Program and Keynotes
The conference takes place at: Comwell Hvide Hus, Vesterbro 2, 9000 Aalborg.
The complete proceedings are available here.
MONDAY, JUNE 30
TUESDAY, JULY 1
WEDNESDAY, JULY 2
Keynote: Database Technology for Long Data
Abstract
Long data is data with a prominent temporal context that captures changes in the real-world. Long data is being generated and collected at an unprecedented scale, and data-driven decision making is omnipresent in our society. In stark contrast database technology in general, and the relational model in particular, are at odds with data that exhibits a prominent temporal context. Recently, however, the major database companies have significantly progressed their infrastructures to deal with temporal data. The talk works out the key requirements to manage temporal data, shows how the requirements can be mapped to simple and powerful primitives for the relational model and database systems, and identifies a range of open problems when dealing with long data.
Biography
Michael H. Böhlen is a professor of computer science at the University
of Zürich where he heads the database technology group. His research
interests include various aspects of data management, and have focused
on time-varying information, data warehousing and data analysis, and
similarity search. He received his M.Sc. and Ph.D. degrees from ETH
Zürich in respectively 1990 and 1994. Before joining the University of
Zürich he visited the University of Arizona for one year, and was a
faculty member at Aalborg University for eight years and the Free
University of Bozen-Bolzano for six years. He was Program co-Chair of
the 39th International Conference on Very Large Data Bases and served as
an associate editor for ACM TODS and The VLDB Journal. He served as a PC
member for SIGMOD, VLDB, ICDE and EDBT. He is a member of the VLDB
Endowment's Board of Trustees.
Keynote 2: Data-driven Wind Business
Using computation and data to bring wind on par with fossil fuel
Abstract
Vestas is daily creating value from petabytes of data, from over 35.000 wind turbines and from simulation data. This added value is important in making carbon neutral energy competitive with fossil fuels. Working with data at the petabyte scale is not feasible with relational databases. In partnership with IBM research in Almaden, Vestas has succeeded in getting SQL-like capability that scales.
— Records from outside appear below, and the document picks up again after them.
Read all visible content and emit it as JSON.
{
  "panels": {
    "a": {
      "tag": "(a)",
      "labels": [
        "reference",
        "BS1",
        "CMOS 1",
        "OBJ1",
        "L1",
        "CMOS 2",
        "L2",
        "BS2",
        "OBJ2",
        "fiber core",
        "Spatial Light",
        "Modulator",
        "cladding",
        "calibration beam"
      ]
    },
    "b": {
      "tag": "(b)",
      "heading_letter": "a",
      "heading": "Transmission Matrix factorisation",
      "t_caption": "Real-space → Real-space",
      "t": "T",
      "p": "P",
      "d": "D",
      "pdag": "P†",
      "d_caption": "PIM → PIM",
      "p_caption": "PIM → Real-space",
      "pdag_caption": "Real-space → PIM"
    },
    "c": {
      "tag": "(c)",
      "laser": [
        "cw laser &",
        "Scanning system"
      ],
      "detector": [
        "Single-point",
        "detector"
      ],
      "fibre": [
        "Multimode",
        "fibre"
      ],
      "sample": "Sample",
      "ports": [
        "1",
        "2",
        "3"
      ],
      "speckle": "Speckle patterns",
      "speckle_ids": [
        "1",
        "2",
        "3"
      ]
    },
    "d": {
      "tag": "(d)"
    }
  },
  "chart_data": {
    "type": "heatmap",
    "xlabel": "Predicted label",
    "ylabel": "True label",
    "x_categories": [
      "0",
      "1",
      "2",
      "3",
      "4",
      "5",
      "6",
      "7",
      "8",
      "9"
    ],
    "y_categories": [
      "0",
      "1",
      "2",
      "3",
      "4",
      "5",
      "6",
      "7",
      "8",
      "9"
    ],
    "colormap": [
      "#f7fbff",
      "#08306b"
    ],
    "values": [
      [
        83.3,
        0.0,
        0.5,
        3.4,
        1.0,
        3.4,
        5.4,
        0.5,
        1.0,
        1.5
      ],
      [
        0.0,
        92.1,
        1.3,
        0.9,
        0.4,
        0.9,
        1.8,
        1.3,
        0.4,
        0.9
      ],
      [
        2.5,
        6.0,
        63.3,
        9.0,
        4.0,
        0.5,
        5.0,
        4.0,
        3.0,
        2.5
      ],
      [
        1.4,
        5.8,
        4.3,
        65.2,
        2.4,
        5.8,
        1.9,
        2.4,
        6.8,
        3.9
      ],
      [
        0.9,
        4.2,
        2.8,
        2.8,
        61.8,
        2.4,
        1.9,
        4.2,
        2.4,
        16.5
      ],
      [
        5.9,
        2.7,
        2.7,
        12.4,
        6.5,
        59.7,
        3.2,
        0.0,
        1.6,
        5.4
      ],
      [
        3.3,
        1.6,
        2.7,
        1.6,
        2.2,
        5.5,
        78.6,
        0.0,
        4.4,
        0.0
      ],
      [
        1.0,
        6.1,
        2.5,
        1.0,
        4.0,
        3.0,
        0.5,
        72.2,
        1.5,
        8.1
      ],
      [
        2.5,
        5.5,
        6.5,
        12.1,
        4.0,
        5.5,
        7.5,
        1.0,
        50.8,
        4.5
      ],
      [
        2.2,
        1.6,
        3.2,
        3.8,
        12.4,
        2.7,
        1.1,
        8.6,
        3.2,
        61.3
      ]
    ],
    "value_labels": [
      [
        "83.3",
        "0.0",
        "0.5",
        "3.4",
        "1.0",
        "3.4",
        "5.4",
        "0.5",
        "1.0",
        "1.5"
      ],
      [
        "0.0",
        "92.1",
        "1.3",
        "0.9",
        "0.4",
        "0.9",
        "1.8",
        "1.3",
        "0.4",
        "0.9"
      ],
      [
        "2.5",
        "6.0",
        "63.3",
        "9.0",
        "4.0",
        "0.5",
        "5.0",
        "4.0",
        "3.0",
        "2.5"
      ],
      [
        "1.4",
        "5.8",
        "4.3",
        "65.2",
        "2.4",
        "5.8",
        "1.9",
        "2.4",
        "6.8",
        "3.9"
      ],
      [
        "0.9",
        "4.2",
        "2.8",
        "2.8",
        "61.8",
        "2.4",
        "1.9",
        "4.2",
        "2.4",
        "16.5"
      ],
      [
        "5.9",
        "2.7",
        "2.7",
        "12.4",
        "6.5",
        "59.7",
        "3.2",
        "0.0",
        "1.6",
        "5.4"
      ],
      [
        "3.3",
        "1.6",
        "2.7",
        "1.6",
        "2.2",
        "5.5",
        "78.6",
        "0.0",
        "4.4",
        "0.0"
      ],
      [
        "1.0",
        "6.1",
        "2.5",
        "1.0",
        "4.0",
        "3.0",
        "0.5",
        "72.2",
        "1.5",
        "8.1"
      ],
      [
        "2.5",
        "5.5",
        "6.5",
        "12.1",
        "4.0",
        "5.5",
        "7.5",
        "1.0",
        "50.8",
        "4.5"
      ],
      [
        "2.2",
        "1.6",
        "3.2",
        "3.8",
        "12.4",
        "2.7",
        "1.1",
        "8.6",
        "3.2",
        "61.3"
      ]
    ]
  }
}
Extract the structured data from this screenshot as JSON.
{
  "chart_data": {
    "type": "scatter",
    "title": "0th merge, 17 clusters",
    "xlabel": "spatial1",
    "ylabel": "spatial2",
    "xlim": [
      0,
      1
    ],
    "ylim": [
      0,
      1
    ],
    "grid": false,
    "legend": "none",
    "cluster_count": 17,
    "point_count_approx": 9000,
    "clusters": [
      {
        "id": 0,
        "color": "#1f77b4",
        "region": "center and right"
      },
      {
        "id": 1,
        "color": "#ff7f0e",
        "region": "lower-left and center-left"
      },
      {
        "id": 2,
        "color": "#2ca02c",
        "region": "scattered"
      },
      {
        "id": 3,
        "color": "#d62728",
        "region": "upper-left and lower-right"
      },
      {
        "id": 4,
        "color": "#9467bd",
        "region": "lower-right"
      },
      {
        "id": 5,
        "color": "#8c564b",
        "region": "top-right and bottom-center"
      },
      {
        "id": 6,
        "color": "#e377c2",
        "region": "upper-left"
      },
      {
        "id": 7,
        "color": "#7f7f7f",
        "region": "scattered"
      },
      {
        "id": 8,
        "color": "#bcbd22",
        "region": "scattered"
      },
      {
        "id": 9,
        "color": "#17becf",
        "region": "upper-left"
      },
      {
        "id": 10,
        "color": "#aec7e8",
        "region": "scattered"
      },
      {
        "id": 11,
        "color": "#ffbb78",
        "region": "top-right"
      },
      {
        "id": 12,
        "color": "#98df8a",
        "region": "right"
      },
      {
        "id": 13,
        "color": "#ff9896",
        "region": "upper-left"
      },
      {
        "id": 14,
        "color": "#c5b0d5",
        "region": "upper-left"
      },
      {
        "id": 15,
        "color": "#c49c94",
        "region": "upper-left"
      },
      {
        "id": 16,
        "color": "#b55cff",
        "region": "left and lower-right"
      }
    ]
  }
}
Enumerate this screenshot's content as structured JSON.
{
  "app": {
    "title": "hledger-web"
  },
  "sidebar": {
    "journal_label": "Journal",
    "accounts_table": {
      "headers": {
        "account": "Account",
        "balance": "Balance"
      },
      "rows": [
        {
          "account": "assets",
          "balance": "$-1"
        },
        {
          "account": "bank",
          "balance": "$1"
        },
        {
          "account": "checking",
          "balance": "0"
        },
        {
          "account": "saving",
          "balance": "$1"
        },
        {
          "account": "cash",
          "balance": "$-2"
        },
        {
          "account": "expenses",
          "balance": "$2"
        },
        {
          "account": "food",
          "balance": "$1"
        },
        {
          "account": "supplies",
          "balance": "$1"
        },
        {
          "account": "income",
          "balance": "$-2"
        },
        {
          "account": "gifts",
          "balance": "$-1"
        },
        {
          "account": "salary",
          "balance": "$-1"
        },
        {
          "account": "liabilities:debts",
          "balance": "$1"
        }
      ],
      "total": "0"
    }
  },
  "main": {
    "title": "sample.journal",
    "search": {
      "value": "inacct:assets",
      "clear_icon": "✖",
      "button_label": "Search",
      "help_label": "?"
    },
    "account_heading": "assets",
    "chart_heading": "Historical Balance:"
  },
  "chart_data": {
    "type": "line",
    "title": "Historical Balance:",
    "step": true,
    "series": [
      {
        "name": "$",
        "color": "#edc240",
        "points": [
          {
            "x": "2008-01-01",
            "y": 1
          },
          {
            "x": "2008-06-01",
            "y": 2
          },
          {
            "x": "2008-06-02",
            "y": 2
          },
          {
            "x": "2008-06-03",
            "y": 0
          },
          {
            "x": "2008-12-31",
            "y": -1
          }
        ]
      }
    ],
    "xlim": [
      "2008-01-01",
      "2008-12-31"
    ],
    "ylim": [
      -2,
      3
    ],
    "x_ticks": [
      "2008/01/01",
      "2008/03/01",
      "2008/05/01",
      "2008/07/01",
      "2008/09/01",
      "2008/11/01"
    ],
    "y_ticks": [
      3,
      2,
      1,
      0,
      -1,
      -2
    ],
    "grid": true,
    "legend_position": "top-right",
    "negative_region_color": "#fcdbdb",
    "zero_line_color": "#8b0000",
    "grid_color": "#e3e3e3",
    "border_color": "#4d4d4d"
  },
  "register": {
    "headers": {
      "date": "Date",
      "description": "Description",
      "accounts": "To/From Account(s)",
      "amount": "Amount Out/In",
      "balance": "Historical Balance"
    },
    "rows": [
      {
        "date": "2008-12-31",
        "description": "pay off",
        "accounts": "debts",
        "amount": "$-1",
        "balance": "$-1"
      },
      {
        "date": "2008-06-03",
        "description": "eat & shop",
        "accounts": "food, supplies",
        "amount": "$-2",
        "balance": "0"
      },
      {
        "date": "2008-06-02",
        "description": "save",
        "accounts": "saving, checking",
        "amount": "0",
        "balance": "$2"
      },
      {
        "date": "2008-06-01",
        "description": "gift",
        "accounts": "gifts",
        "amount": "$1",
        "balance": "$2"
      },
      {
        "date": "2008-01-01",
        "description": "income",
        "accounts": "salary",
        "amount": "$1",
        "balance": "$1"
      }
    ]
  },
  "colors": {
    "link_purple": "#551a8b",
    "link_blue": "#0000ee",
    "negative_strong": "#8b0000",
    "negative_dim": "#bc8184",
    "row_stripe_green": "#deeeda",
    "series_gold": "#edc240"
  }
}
This talk addresses how big data has become big business for Vestas and how technical challenges were overcome.
Biography
Anders Rhod Gregersen is the chief specialist in high performance and data heavy computing at Vestas Wind Systems A/S. At Vestas he designed and operates the Firestorm supercomputer, the third largest commercially used supercomputer in the world at the time of installation. Before Vestas, Anders successfully enabled the University supercomputers in the Nordic countries to analyse the vast data streams from the largest machine in the world, the large hadron collider (LHC) at CERN, Geneva. He is the vice-chair for the Industrial Advisory Committee of PRACE (Partnership for Advanced Computing in Europe).